18. Insecurity and Adequate Assurance. If Seller ever believes in good faith that it has grounds for insecurity as to Buyer’s performance under the Contract, then Buyer shall provide adequate assurance of due performance within ten (10) days after Seller demands the assurance, which shall be considered to be a reasonable time. Buyer’s failure to do so shall be considered to be a repudiation by Buyer of the Contract and of all other then-existing contracts that provide for Buyer to purchase goods and/or services from Seller (“Outstanding Contracts”). “Grounds for insecurity” include, without limitation, (1) Buyer’s failure to make a payment to Seller or to perform another obligation under the Contract or an Outstanding Contract, (2) Buyer’s insolvency, (3) a deterioration in Buyer’s financial condition after the Contract was entered into and (4) Buyer’s failure to provide financial statements and other financial information to Seller promptly upon Seller’s request. “Adequate assurance of due performance” includes, without limitation, providing a letter of credit or comparable security for all obligations of Buyer that then exist or that will arise in the future under all Outstanding Contracts.

19. Indemnity. Buyer shall indemnify and hold harmless Seller with respect to all damages, losses, claims and expenses, including but not limited to consequential and incidental damages and attorney fees, that Seller incurs as a result of Buyer’s breach of any of Buyer’s obligations under these Standard Terms of Sale or any claimed unfair competition or patent, trademark or copyright infringement or any other claim resulting from Seller’s manufacture of the goods, or performance of the services, to Buyer’s specifications.

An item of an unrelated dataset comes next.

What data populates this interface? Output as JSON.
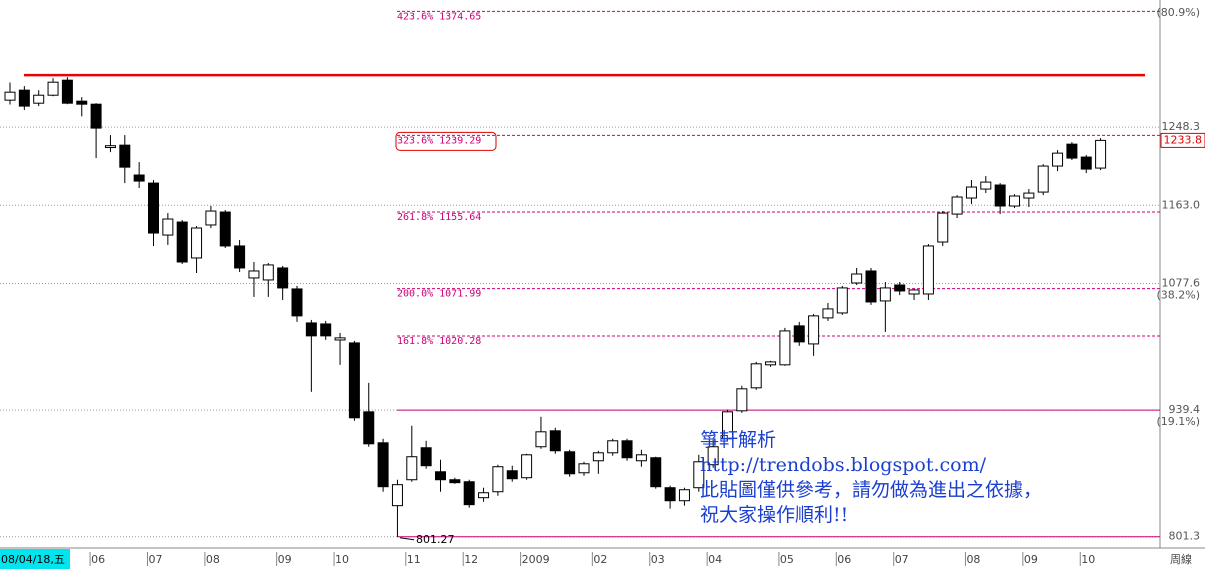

20. Seller’s Rights. Seller has all rights and remedies given to Seller by applicable law, and Seller’s rights and remedies are cumulative and may be exercised from time to time. A waiver by Seller of any right on one occasion will not be a waiver of any future exercise of that right. If Seller finds it necessary to commence any type of collections proceedings to collect balances due from the Buyer, including lien enforcement actions, the Buyer agrees to pay all costs of collections and all attorneys fees incurred by Seller. Further, Buyer acknowledges that Seller will not be liable for delays caused by labor disturbances, weather conditions, acts of God, acts of environmental agencies, accidents, shortages of necessary materials and supplies, or any cause beyond Seller’s control.

21. Time For Bringing Action. Any action that Buyer brings against Seller for breach of this agreement or for any other claim that arises out of or relates to the goods or their design, manufacture, sale or delivery or the services must be brought within 1 year after the cause of action accrues.

22. Governing Law and Language. This agreement shall be considered to have been made in the State of Michigan, and it shall be governed by and interpreted according to Michigan law, excluding the United Nations Convention on Contracts for the International Sale of Goods. This agreement shall be interpreted in the English language only. Either party may bring any action that arises out of or relates to this agreement in any federal or state court in Pontiac, Michigan, that has jurisdiction of the subject matter, and Buyer irrevocably consents that any such court shall have personal jurisdiction over Buyer and waives any objection that the court is an inconvenient forum.

23. Complete Agreement; Amendment. The terms on Seller’s quotation or acknowledgment and these Standard Terms of Sale contain the entire agreement between Buyer and Seller. Any change in this agreement must be by a signed writing. This agreement is not assignable or transferable by either party, except to its successor, or to the transferee of all or substantially all the party’s assets to which this contract relates.